Traffic management: Executive members take freight industry demands on board

 
Scottish freight operators’ calls for no car lanes, the reviewing of night-time lorry bans, and raising the speed limits for lorries, have been backed by MSPs.
Following a petition by the road haulage industry, the Scottish Parliament’s local government and transport committee examined the future prospects of freight transport. It supported the executive’s decision to retain the freight facilities grant scheme to encourage a shift to rail, despite ministers scrapping it in England, although urged a consideration of its impacts.

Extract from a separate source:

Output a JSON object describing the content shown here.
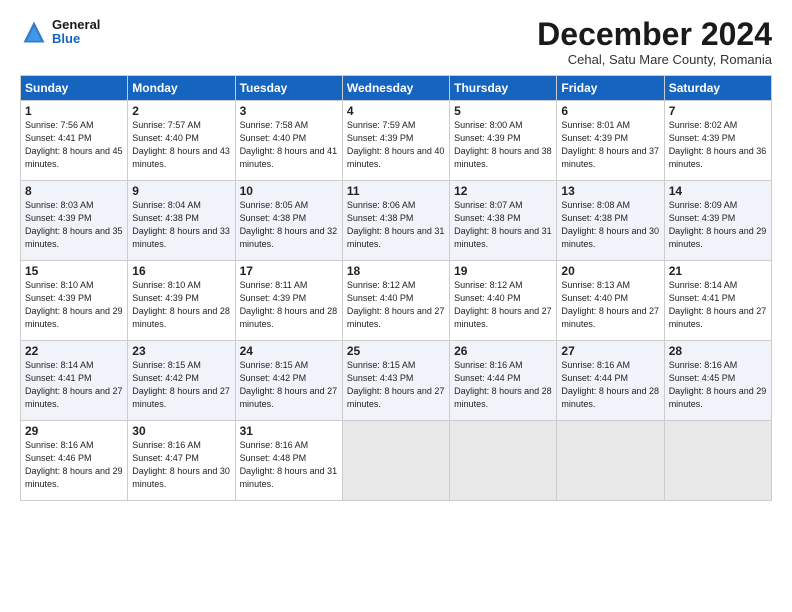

But the MSPs concluded that road haulage would remain the dominant mode of freight transport and, as such, called for traffic management measures to make deliveries more efficient. This included encouraging authorities to review and, ‘where appropriate’, relax night-time lorry bans and commission a cost-benefit analysis of increasing speed limits on strategic single carriageway roads.
They also urged a timetable from the executive on building a second crossing of the Forth, as lorries face losing access to the existing crossing by 2013 (Surveyor, 6 July). The Freight Transport Association warmly welcomed the recommendations for the executive. FTA head of policy for Scotland, Gavin Scott, said: ‘The inquiry has highlighted a number of important matters relating to the economic and efficient operation of freight transport in Scotland.
‘Over the course of the coming months and years, we look forward to improvements in those operations, to the benefit of both freight operators, and Scottish industry.’